By Robert Souza CASTRO VALLEY FORUM
While she pumps little puffs of smoke into a hive of buzzing honey bees, Judy Casale explained that what started out as a Castro Valley beekeeping hobby has turned into something more on the order of a full-time job.
After 20 years of learning about bees and working with them, Casale now earns a living from her hives, selling honey and the many by-products of beeswax – lip balm, soap, candles, lotion.
The smoke, she said, is to calm the bees, and the bees return the favor, giving her what she describes as a “peaceful Zen-like feeling.”
However it hasn’t always been that way.
“There were a few times when I ran away screaming when I started,” Casale acknowledged Friday morning as she tended her backyard hives.
“I have more bees than any sane person should have, but it is something that I really enjoy,” she added.
She began raising bees after hearing about how increased pollination from bees could help her slumping fruit trees that were not producing.

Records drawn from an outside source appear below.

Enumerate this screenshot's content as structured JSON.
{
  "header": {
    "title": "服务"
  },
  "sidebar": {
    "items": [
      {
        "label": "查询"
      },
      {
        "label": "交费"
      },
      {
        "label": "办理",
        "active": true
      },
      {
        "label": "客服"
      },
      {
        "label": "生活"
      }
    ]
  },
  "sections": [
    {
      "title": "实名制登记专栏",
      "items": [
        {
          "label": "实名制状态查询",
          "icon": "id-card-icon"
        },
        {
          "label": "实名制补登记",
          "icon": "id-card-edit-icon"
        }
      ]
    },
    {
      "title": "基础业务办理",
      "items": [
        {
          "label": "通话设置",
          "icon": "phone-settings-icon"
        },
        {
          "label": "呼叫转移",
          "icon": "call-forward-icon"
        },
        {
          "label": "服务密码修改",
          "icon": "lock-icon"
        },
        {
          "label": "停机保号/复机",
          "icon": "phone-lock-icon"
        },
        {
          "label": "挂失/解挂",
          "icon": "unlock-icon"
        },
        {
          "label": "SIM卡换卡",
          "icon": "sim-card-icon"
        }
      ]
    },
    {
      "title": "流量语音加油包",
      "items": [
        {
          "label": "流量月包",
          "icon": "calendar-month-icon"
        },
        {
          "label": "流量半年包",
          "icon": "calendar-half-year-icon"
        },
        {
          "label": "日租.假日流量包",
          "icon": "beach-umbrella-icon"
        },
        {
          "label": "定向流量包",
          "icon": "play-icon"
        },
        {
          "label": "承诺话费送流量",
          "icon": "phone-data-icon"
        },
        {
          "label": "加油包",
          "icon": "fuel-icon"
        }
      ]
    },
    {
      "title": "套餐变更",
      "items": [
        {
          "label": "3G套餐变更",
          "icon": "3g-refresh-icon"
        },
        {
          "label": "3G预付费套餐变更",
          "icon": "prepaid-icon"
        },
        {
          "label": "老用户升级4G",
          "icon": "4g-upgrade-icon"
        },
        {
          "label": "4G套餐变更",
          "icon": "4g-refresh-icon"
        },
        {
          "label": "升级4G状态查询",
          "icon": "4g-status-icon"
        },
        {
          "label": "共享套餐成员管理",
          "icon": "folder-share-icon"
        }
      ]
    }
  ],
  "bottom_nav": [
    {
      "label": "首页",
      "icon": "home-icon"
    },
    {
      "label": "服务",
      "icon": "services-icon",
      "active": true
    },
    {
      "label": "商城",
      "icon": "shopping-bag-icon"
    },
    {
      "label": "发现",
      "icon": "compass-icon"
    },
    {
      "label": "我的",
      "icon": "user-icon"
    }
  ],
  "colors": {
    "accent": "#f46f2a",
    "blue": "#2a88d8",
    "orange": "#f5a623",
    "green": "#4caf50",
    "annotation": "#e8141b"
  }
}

With the help of the bees Casale now has a lush backyard with kiwi, citrus and lime.
Today she has 75 hives in Castro Valley and scattered around in Hayward, Livermore, Lafayette and Sunol. Many are on farms where crops reap the benefit of the pollinating bees.
Casale’s garage is packed with boxes of jars for honey, bars of soap curing on racks, and two large honey spinning machines that extract the sweet amber juice from the honeycomb. She sells a number of her products at the Castro Valley Farmers’ Market every Saturday.